Hour 11 – Challenge your Inner Control Freak

Hey, thanks for joining me on hour four of this fabulous art-a-thon!

My biggest challenge as an artist is to shut down my inner control freak, especially during the initial stages of a project, when control tends to squash inspiration. Icky, as I fondly refer to my inner control freak, lives in the left hemisphere of my brain. She is loud and opinionated, and wants to be in control of every step of the project. She spitefully throws up road blocks as soon as Muse and Creativity, those gentle unicorns who reside in the right hemisphere, attempt to join the party. Before long, there’s a brawl going on between Icky and the Unicorns, effectively blocking access to the Kingdom of The Creative Process. There we all sit, fuming at each other in the Forest of Frustration, just one giant stone wall away from the bliss of creating something.

If your brain plays similar creativity-blocking shenanigans on you, alcohol ink can be quite therapeutic. It’s a medium that has a way of defying control, especially at the beginning of a project. Each ink has its own agenda when it comes to movement, mixing and patterning, so it’s hard to plan or predict an outcome. One minute, the painting can look promising as a floral, and a minute later, it could morph into a herd of wild buffalo thundering across the tundra. Icky gets anxiety attacks over this much randomness, so she usually goes on a little mediation retreat during this part. With Icky out of the way, Muse and Creativity frolic all over the canvas, ideas flowing like beer at a frat party. Once the mood and general feel of the painting gets established, THEN Icky gets to come back and play, appropriately adding form, structure and meaning to the piece.

If you’re confused, (which you definitely would be if you’ve never played with alcohol inks), no worries! By the end of this prompt, you’ll be slapping your own Icky into submission as your unicorns happily dance free as the wind all over your Yupo. Sounds, uh… fun, right?

Anyway, here’s the process I’ll be following for the art-a-thon:
Tools and supplies:
Nonporous substrate, such as ceramic tiles, Yupo, dominoes… (I’ll be painting on white ceramic tiles)
Alcohol ink triad (I’m using Ranger/Adirondack Raspberry, Indigo and Sunshine Yellow in my project.)
Alcohol for cleaning, spritzing, mixing, etc.
Paint brushes – my favorites for working on smaller pieces are a script/liner brush, 0 and 00 sized round brushes, and a couple of flat brushes, ¼ to 1 inch-ish.

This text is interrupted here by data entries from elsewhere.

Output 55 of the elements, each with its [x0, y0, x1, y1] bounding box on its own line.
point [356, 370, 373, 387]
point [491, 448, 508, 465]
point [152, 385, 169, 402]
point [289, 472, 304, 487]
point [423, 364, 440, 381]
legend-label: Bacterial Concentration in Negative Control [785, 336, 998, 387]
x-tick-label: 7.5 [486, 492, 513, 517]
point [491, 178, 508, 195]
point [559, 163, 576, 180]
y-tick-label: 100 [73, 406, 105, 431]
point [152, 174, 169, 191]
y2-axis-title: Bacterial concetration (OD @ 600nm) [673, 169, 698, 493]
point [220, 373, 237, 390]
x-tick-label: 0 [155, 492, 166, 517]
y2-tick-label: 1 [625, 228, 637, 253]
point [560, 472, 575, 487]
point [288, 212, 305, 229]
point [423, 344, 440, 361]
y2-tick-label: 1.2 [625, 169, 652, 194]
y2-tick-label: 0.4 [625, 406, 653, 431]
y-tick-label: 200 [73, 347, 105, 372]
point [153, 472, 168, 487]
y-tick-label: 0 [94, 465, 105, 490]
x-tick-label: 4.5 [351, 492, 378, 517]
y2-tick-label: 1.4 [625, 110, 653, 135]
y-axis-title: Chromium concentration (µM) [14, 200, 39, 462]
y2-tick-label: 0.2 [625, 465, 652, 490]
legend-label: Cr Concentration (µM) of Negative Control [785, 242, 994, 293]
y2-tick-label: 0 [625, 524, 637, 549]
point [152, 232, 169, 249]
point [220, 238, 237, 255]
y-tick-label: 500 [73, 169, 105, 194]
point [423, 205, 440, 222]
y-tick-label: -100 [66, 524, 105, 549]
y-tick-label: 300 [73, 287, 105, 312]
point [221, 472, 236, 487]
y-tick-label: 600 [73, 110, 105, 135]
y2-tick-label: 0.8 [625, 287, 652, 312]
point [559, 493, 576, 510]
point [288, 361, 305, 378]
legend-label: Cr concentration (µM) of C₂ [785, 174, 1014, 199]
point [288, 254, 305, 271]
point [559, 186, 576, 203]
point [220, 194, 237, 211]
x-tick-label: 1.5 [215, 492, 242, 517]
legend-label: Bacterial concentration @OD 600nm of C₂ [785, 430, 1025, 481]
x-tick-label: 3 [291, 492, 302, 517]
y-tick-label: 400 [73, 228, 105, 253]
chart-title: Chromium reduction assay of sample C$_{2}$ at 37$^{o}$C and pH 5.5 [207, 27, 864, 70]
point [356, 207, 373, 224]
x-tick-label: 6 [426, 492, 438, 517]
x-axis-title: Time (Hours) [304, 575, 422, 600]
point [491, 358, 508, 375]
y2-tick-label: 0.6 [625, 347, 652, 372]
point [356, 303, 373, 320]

You use much smaller brushes than you’d think because of how much the ink spreads when it hits the surface.
Dip pens
Alcohol markers, such as Copic, Sharpie, etc.
Palette or extra tile – used to mix and dilute ink
LOTS of paper towels
Gloves to protect hands from staining, if desired

Step one: Select a triad of colors to work with. For this project, I’m using Ranger/Adirondack ink in Raspberry, Indigo and Sunshine Yellow.
Step two: If using a ceramic tile, wash it with hot water and dish soap. Dry completely, then spray with alcohol and wipe clean. If using Yupo, skip this step.
Step three: (Here’s where the unicorns come to play): Spray some alcohol onto the surface, then drop one to three colors into the alcohol. Move the colors any way you like. The goal is to create pleasing shapes, colors, contrasts and value changes:
– blow them around with a straw or a can of air
– move the tile around to get colors to blend and merge
– spray more alcohol as needed
– add more color as desired
– push colors around with a brush


When creating a background, there’s kind of a sweet spot you want to hit between too little and too much ink. Later, when using paint brushes and other tools to reveal your image, you’ll be happy about having a good layer of ink to work with. Too little ink is limiting, while too much ink will flake off with repeated brushwork. Don’t worry too much though. If you don’t like what’s happening, erase it with a little alcohol and try again, no harm, no foul. In this step, the idea is to cover the tile, as if you were doing a watercolor wash. Once you’re happy with the shapes and basic values, take a quick break and let the background dry for a few minutes. Here’s a few shots of my progress at this stage:

amysample2-2 Just a little more ink









Step four: (NOW Icky can come play!) Look at the background and see what inspires you. I can almost always find an image that wants to emerge. More often than not, as in this example, I find the potential for a floral painting. Using paint brushes, alcohol markers, dip pens, a tooth brush, or whatever else you have laying around, shape and define the image or images you see.


Create highlights by removing ink with a paintbrush or Q-tip dipped in alcohol. Enhance dark areas by painting in more ink. Create texture by applying ink and alcohol in various ways with various tools. Below are more progress shots. I put the painting aside before finishing, as I often do. Icky can get over-zealous and the painting can start to look tight and contrived.  I’ll finish it in the next day or two, when the mood hits.









Let’s have some fun and see if we can challenge our inner control freaks to back off a bit!